Prior to the introduction of motor transport, and particularly widespread car ownership, Westnewton would have been relatively self-supporting and a hive of economic activity, centred on agriculture but including a range of trades exchanged between the residents such as shoe-making, tailoring, merchandising, food production, cooking, and laundering. The church and the inns would be the hubs of community activity and social interchange.

Westnewton was made a separate ecclesiastical parish in the late 1800s along with Langrigg and Mealrigg, with a total population of 443. It was made a civil parish in 1896. The population of the village itself had risen to around 400 by the start of the Second World War and has been boosted since the war by 'The Guards' housing estate at west end of the village. The Post House opposite the school is shown as being a Post Office (and village shop) by 1900. The village hall was built shortly after World War One (originally as the village reading room) next to Yew Tree House, and a new burial ground was opened next to the vicarage.

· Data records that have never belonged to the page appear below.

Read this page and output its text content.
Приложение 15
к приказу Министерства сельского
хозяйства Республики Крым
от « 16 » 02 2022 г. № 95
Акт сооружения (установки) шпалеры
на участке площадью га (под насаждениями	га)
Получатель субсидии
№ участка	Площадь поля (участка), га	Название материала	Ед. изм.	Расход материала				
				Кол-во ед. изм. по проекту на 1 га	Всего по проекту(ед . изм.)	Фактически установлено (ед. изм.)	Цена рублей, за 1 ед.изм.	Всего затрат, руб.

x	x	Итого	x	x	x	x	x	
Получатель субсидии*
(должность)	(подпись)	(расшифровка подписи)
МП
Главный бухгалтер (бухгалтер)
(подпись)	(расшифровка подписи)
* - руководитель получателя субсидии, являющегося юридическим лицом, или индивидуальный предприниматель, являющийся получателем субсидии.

The village now still retains many working farmsteads, interspersed with some modern houses and bungalows, but its character remains firmly agricultural. In 2014, a wind farm was built at Warwick Hall farm.

==Governance==
Westnewton is part of the parliamentary constituency of Penrith and Solway, and has been represented by Markus Campbell-Savours of the Labour Party since the 2024 general election. Prior to 2024, the village was in the constituency of Workington. In the December 2019 general election, the Conservative candidate for Workington, Mark Jenkinson, was elected the MP, overturning a 9.4 per cent Labour majority from the 2017 election to eject shadow environment secretary Sue Hayman by a margin of 4,136 votes. Until the December 2019 general election The Labour Party has won the seat in the constituency in every general election since 1979.The Conservative Party has only been elected once in Workington since World War II, at the 1976 by-election.

Before Brexit, it was in the North West England European Parliamentary Constituency.

For local government purposes, it is in the Cumberland unitary authority.